Heute, wo die alte Musik etabliert ist, und sich fast jedes Sinfonie-Orchester, mit alten Bögen bewaffnet, über Triller auf der leeren e-Saite hermacht, doppelt punktiert, wo’s ein einfacher Punkt auch täte (wenn er denn „zusammen“ wäre!), musikalische Gestik zum bisweilen fast unerträglichen Gestikulieren, sicher aber zum ubiquitären Gemeinplatz verkommen ist, machen wir uns kein Bild mehr davon, wie boshaft meistens, sachfremd aber immer die „öffentliche“ Meinung auf den frühen Harnoncourt reagierte – denn man erkannte nicht, was er gab, umso mehr aber, was er nahm: Den Instrumentalisten nahm er den klebrigen „Bach-Strich obere Hälfte“, dem Kirchenchor „sein“ Repertoire, ja die „Kirchenmusik als wiedergefundene Mitte“ – und vielen anderen liebgewonnene Feind-Bilder: Es war Nikolaus Harnoncourt, der durch sein vitales, energiereiches, hörbar bedingungslos dem Werk verpflichtetes Musizieren den „Kleinmeister“ zu Grabe trug und dafür „Strafe muss sein!“ zum Feindbild stilisiert wurde… dürr, blutleer, blass, manieriert, museal nannte man sein Musizieren… vor allem in offiziösen Kreisen.

Der fachfremde Literat Wolfgang Hildesheimer hielt den Concentus Musicus für ein veritables Abbild der Hölle, und das Fachorgan „Musik und Kirche“ erging sich heftweise in erschreckenden Verbalinjurien gegen Harnoncourt und sein Ensemble… Ein Präsident des deutschen Tonkünstler-Verbandes fragte sich 1962 vermutlich eher rhetorisch, aber immerhin öffentlich im Hinblick auf Bach und sein Instrumentarium: „Was konnten und mochten damalige Instrumentalisten auf damaligen Instrumenten (ohne Kammerton, ohne Kenntnis präziser Intonation) in damaligen Räumen (ohne Lüftung und mit Kerzenhitze) an Klängen hervorgebracht haben?“ – und hielt es für eine „von Bach selbst autorisierte Praxis“, im 3. Brandenburgischen Konzert anstelle der beiden überleitenden Akkorde zwischen erstem und zweitem Satz einen langsamen Chorsatz einzufügen, um aus dem zweisätzigen Werk ein Norm-Konzert zu machen.

Aber es gab auch Menschen, vornehmlich jüngere, die hingerissen waren von den Farben des Barock- Orchesters, überhaupt dem Neuland, das Harnoncourt physisch wie psychisch zugänglich machte.
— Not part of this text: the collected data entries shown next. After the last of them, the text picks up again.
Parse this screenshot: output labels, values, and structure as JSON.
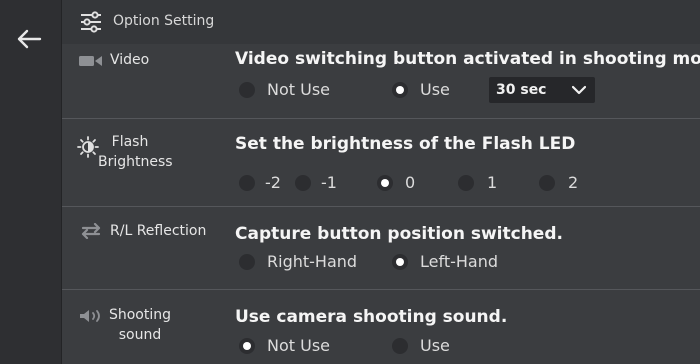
{
  "header": {
    "title": "Option Setting"
  },
  "sections": {
    "video": {
      "label": "Video",
      "description": "Video switching button activated in shooting mode.",
      "options": [
        "Not Use",
        "Use"
      ],
      "selected": "Use",
      "duration": "30 sec"
    },
    "flash": {
      "label_line1": "Flash",
      "label_line2": "Brightness",
      "description": "Set the brightness of the Flash LED",
      "options": [
        "-2",
        "-1",
        "0",
        "1",
        "2"
      ],
      "selected": "0"
    },
    "reflection": {
      "label": "R/L Reflection",
      "description": "Capture button position switched.",
      "options": [
        "Right-Hand",
        "Left-Hand"
      ],
      "selected": "Left-Hand"
    },
    "sound": {
      "label_line1": "Shooting",
      "label_line2": "sound",
      "description": "Use camera shooting sound.",
      "options": [
        "Not Use",
        "Use"
      ],
      "selected": "Not Use"
    }
  },
  "icons": {
    "back": "arrow-left-icon",
    "header": "sliders-icon",
    "video": "video-camera-icon",
    "flash": "brightness-icon",
    "reflection": "swap-arrows-icon",
    "sound": "speaker-icon"
  }
}
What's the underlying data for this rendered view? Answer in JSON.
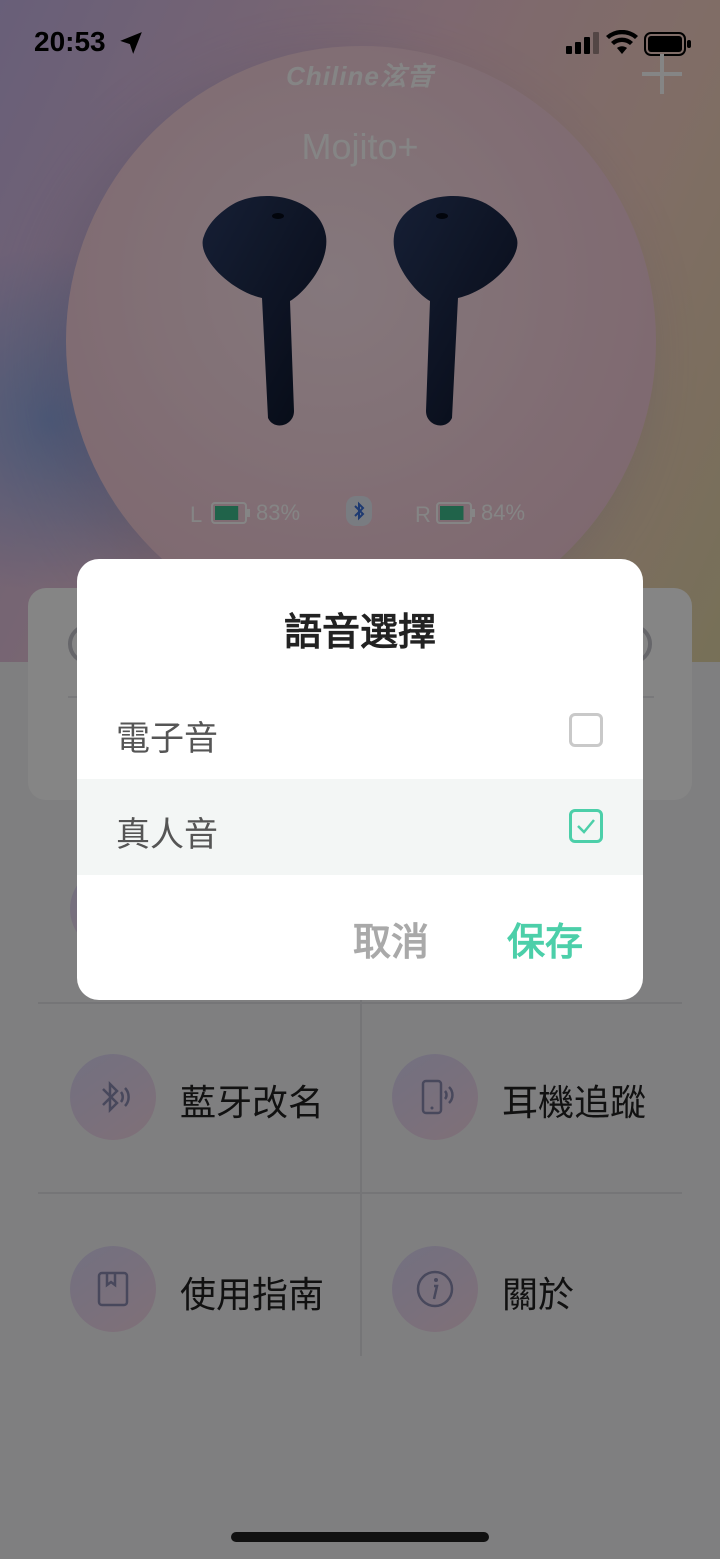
{
  "status_bar": {
    "time": "20:53"
  },
  "header": {
    "brand": "Chiline泫音",
    "device_name": "Mojito+"
  },
  "battery": {
    "left_label": "L",
    "left_percent": "83%",
    "left_level": 0.83,
    "right_label": "R",
    "right_percent": "84%",
    "right_level": 0.84
  },
  "features": [
    {
      "label": "藍牙改名",
      "icon": "bluetooth-icon"
    },
    {
      "label": "耳機追蹤",
      "icon": "phone-tracking-icon"
    },
    {
      "label": "使用指南",
      "icon": "book-icon"
    },
    {
      "label": "關於",
      "icon": "info-icon"
    }
  ],
  "dialog": {
    "title": "語音選擇",
    "options": [
      {
        "label": "電子音",
        "checked": false
      },
      {
        "label": "真人音",
        "checked": true
      }
    ],
    "cancel_label": "取消",
    "save_label": "保存"
  },
  "colors": {
    "accent": "#4ccfa9",
    "cancel_text": "#a9a9a9",
    "battery_fill": "#3fbf8f"
  }
}
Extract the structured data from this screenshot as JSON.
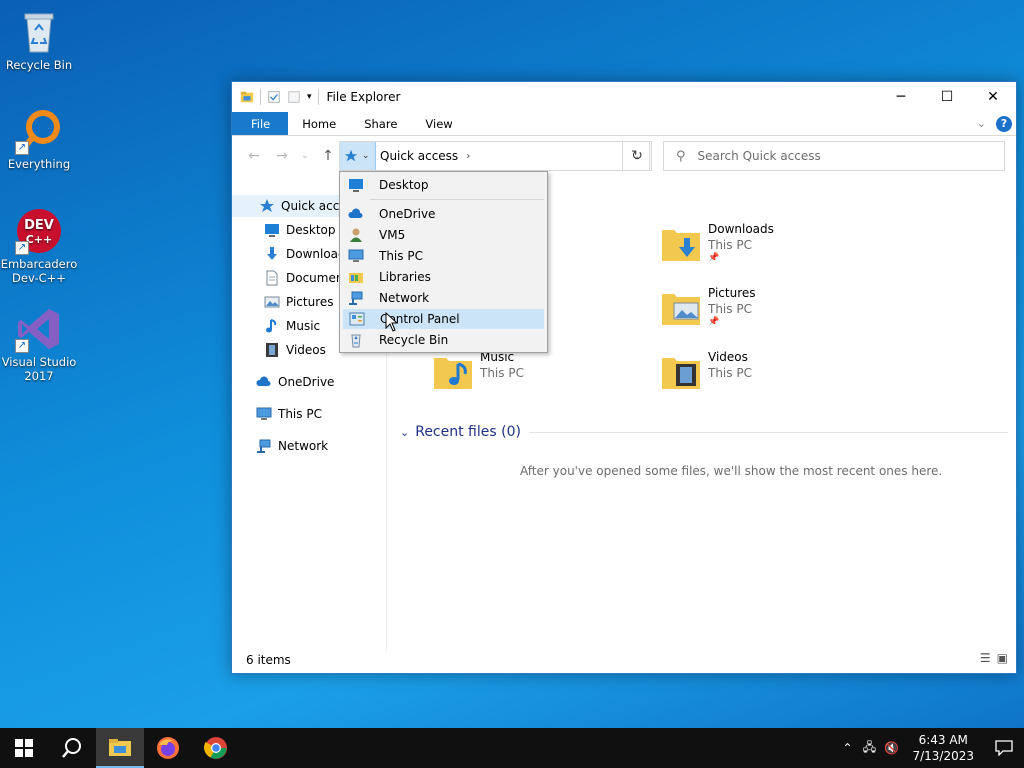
{
  "desktop": {
    "icons": [
      {
        "label": "Recycle Bin",
        "icon": "recycle-bin-icon"
      },
      {
        "label": "Everything",
        "icon": "everything-icon"
      },
      {
        "label": "Embarcadero Dev-C++",
        "icon": "devcpp-icon"
      },
      {
        "label": "Visual Studio 2017",
        "icon": "visual-studio-icon"
      }
    ]
  },
  "window": {
    "title": "File Explorer",
    "ribbon_tabs": [
      "File",
      "Home",
      "Share",
      "View"
    ],
    "help_label": "?",
    "address": {
      "crumb": "Quick access"
    },
    "search_placeholder": "Search Quick access",
    "status": "6 items"
  },
  "navpane": {
    "items": [
      {
        "label": "Quick access",
        "icon": "star-icon"
      },
      {
        "label": "Desktop",
        "icon": "desktop-icon"
      },
      {
        "label": "Downloads",
        "icon": "downloads-icon"
      },
      {
        "label": "Documents",
        "icon": "documents-icon"
      },
      {
        "label": "Pictures",
        "icon": "pictures-icon"
      },
      {
        "label": "Music",
        "icon": "music-icon"
      },
      {
        "label": "Videos",
        "icon": "videos-icon"
      },
      {
        "label": "OneDrive",
        "icon": "cloud-icon"
      },
      {
        "label": "This PC",
        "icon": "pc-icon"
      },
      {
        "label": "Network",
        "icon": "network-icon"
      }
    ]
  },
  "content": {
    "tiles": [
      {
        "name": "Downloads",
        "location": "This PC",
        "pinned": true
      },
      {
        "name": "Pictures",
        "location": "This PC",
        "pinned": true
      },
      {
        "name": "Music",
        "location": "This PC",
        "pinned": false
      },
      {
        "name": "Videos",
        "location": "This PC",
        "pinned": false
      }
    ],
    "recent_header": "Recent files (0)",
    "recent_empty": "After you've opened some files, we'll show the most recent ones here."
  },
  "dropdown": {
    "items": [
      {
        "label": "Desktop",
        "icon": "desktop-icon"
      },
      {
        "label": "OneDrive",
        "icon": "cloud-icon"
      },
      {
        "label": "VM5",
        "icon": "user-icon"
      },
      {
        "label": "This PC",
        "icon": "pc-icon"
      },
      {
        "label": "Libraries",
        "icon": "libraries-icon"
      },
      {
        "label": "Network",
        "icon": "network-icon"
      },
      {
        "label": "Control Panel",
        "icon": "control-panel-icon"
      },
      {
        "label": "Recycle Bin",
        "icon": "recycle-bin-icon"
      }
    ],
    "hovered": "Control Panel"
  },
  "taskbar": {
    "time": "6:43 AM",
    "date": "7/13/2023"
  },
  "colors": {
    "accent": "#1979ca",
    "hover": "#cce4f7",
    "taskbar": "#101010"
  }
}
Und so spalteten Nikolaus Harnoncourt und der Concentus Musicus Familien, Blockflöten-Quartette, Kirchenchöre, Abitur- und Hochschulklassen.

Tiefes, offenbar unbändiges Interesse an Musik und nur Musik ist Harnoncourt zu bescheinigen: Und so verlief ein 1978 in Marburg inszeniertes Gipfeltreffen mit dem als „Zeuge der Anklage“ mächtig in Szene gesetzten Helmuth Rilling und dem als Großinquisitor auftretenden, ja agierenden Professor von Dadelsen gänzlich unspektakulär, frei von jeglicher persönlicher Eitelkeit seitens Nikolaus Harnoncourts und – man muss schon im Sinne der „auf Konfrontation“ erpichten Zaungäste sagen – „leider“ vollkommen uneklatant.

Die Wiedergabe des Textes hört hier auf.